上述的query部分和一般的 SELECT [...] GROUP BY (time) 有下面两个区别:

  1. INTO clause:这里指定了查询结果所存放的measurement

  2. WHERE clause: 因为 CQs 按照时间递增的规律运行,所以你不需要也不应该在 WHERE clause中指定时间范围。如果使用 WHERE clause,可以对 tags 进行一些过滤。

Note: 如果在 CQ's SELECT clause使用了tag,InfluxDB 将<current_measurement> 中的tag转换为<different_measurement>中的filed。如果想在<different_measurement>保留tag,在CQ中的 GROUP BY添加 tag key即可。

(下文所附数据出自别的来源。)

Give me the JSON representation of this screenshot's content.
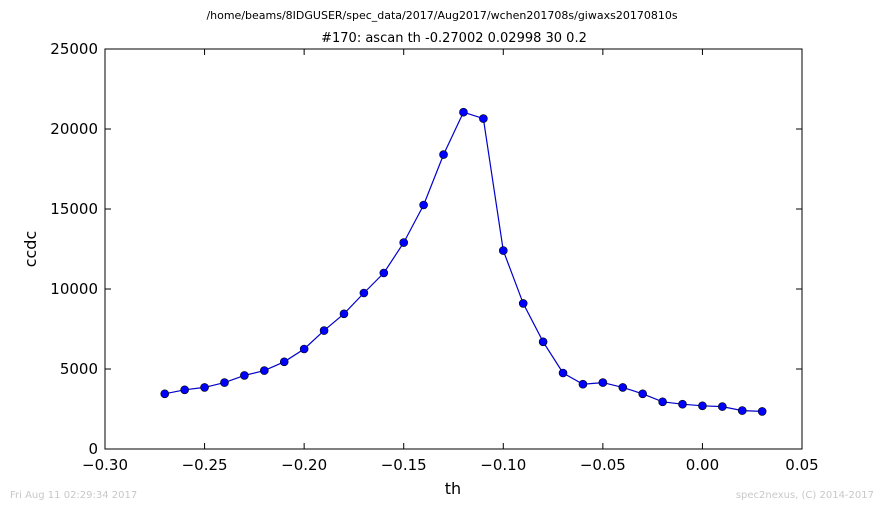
{
  "suptitle": "/home/beams/8IDGUSER/spec_data/2017/Aug2017/wchen201708s/giwaxs20170810s",
  "footer": {
    "timestamp": "Fri Aug 11 02:29:34 2017",
    "credit": "spec2nexus, (C) 2014-2017"
  },
  "chart_data": {
    "type": "line",
    "title": "#170: ascan  th -0.27002 0.02998  30 0.2",
    "xlabel": "th",
    "ylabel": "ccdc",
    "xlim": [
      -0.3,
      0.05
    ],
    "ylim": [
      0,
      25000
    ],
    "xticks": [
      -0.3,
      -0.25,
      -0.2,
      -0.15,
      -0.1,
      -0.05,
      0.0,
      0.05
    ],
    "xtick_labels": [
      "−0.30",
      "−0.25",
      "−0.20",
      "−0.15",
      "−0.10",
      "−0.05",
      "0.00",
      "0.05"
    ],
    "yticks": [
      0,
      5000,
      10000,
      15000,
      20000,
      25000
    ],
    "ytick_labels": [
      "0",
      "5000",
      "10000",
      "15000",
      "20000",
      "25000"
    ],
    "grid": false,
    "series_color": "#0000cc",
    "marker_color": "#0000ff",
    "series": [
      {
        "x": [
          -0.27,
          -0.26,
          -0.25,
          -0.24,
          -0.23,
          -0.22,
          -0.21,
          -0.2,
          -0.19,
          -0.18,
          -0.17,
          -0.16,
          -0.15,
          -0.14,
          -0.13,
          -0.12,
          -0.11,
          -0.1,
          -0.09,
          -0.08,
          -0.07,
          -0.06,
          -0.05,
          -0.04,
          -0.03,
          -0.02,
          -0.01,
          0.0,
          0.01,
          0.02,
          0.03
        ],
        "y": [
          3450,
          3700,
          3850,
          4150,
          4600,
          4900,
          5450,
          6250,
          7400,
          8450,
          9750,
          11000,
          12900,
          15250,
          18400,
          21050,
          20650,
          12400,
          9100,
          6700,
          4750,
          4050,
          4150,
          3850,
          3450,
          2950,
          2800,
          2700,
          2650,
          2400,
          2350
        ]
      }
    ]
  }
}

如果同时在 SELECT clause 和GROUP BY clause中使用相同的tag,你将不能查询<different_measurement>. 更多见GitHub Issue #4630

CQ examples:

  • 创建CQ时使用一个function:

    > CREATE CONTINUOUS QUERY minnie ON world BEGIN SELECT min(mouse) INTO min_mouse FROM zoo GROUP BY time(30m) END
    

    执行之后, InfluxDB会自动计算 measurementzoo的field mouse每30分钟内的最小值,并将结果写入measurement min_mouse。请注意CQ minnie 仅存在于database world

  • 创建CQ时使用一个function 并将结果卸乳另外一个 retention policy

    > CREATE CONTINUOUS QUERY minnie_jr ON world BEGIN SELECT min(mouse) INTO world."7days".min_mouse FROM world."1day".zoo GROUP BY time(30m) END
    

    CQ minnie_jr 的作用方式和CQ minnie一样,InfluxDB用于计算的measurement zoo位于retention policy 1day ,计算的结果位于 retention policy 7days.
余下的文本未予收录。